Após o estranhamento do primeiro contato, Tomo encontra em Kinko um amparo maternal que até então não conhecia. Não demora e esse novo arranjo familiar mostra-se tão afetivo quanto seguro para a garota. Perfeito até demais, como ilustram as cenas de idílio a três sob cerejeiras em flor e às conversas à mesa farta em iguarias preparado com esmero por Kinko . Porém, como nos bons folhetins, pairam no ar ameaças e reviravoltas.
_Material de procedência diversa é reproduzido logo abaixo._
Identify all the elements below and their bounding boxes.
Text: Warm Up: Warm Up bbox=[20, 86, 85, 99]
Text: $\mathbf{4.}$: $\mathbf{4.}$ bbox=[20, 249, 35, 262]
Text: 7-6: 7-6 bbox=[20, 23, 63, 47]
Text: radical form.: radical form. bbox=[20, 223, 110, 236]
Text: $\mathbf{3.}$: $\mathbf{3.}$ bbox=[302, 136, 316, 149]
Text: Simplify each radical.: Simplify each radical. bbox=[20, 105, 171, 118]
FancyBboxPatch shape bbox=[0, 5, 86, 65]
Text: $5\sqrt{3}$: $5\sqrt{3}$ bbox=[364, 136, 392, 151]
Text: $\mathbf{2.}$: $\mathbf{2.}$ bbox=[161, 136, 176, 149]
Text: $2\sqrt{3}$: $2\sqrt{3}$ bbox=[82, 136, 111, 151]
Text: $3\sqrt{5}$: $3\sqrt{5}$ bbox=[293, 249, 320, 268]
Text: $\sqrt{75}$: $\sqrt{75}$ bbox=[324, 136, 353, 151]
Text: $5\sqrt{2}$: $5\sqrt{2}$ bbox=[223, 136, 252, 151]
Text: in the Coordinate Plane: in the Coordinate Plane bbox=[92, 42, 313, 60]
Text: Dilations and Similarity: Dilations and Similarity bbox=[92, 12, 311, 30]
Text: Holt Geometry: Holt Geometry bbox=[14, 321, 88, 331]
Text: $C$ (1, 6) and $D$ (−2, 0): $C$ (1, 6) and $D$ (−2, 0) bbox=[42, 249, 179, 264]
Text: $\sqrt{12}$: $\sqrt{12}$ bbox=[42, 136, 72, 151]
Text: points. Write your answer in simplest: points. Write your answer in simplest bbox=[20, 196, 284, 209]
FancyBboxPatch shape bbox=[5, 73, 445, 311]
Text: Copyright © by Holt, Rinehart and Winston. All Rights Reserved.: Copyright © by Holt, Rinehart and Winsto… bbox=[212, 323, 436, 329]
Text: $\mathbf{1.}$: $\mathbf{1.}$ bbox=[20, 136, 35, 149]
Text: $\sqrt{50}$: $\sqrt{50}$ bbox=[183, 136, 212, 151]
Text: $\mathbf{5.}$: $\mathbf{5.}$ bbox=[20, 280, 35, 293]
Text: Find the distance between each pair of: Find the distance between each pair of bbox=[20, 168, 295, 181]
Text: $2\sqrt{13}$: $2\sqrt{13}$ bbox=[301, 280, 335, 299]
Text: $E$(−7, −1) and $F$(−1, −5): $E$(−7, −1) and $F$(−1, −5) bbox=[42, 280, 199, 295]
Entre Laços fala de tolerância à diversidade de gênero em um país civilizado onde também existem preconceitos e contradições diante do tema. Essa ciranda é regida pelo tom edificante, impressos na fotografia e na trilha sonora. Kinko fala para Tomo que nasceu menino mas nunca se reconheceu no corpo de um homem, por isso fez cirurgia de mudança de sexo e fez implantes de silicone. Parece muito bem resolvida com a situação, e a maternidade que lhe cai no colo é providencial para a plena realização de sua transformação.
Naoko Ogigami, informa o material promocional de Entre Laços, é conhecida por realizar produções "iyashi-kei", filmes relacionados à "cura emocional", abordando em dramas e comédias temas "leves" relacionados à natureza e ao choque de culturas de estrangeiros que chegam em outros países e deparam com práticas e elementos desconhecidos. Talvez não seja bem o que no Brasil conhecemos por autoajuda, por envolver menos a picaretagem comercial e mais as doutrinas religiosas e filosóficas relacionadas ao bem estar e à prática do bem comum. Entre o excesso e a falta de amor e tolerância, que fiquemos com os bons sentimentos que transbordam na tentativa de fazer do mundo um lugar melhor.
Em Porto Alegre, Entre Laços está em cartaz no Guion Center 2, com sessões às 16h05min e 20h30min.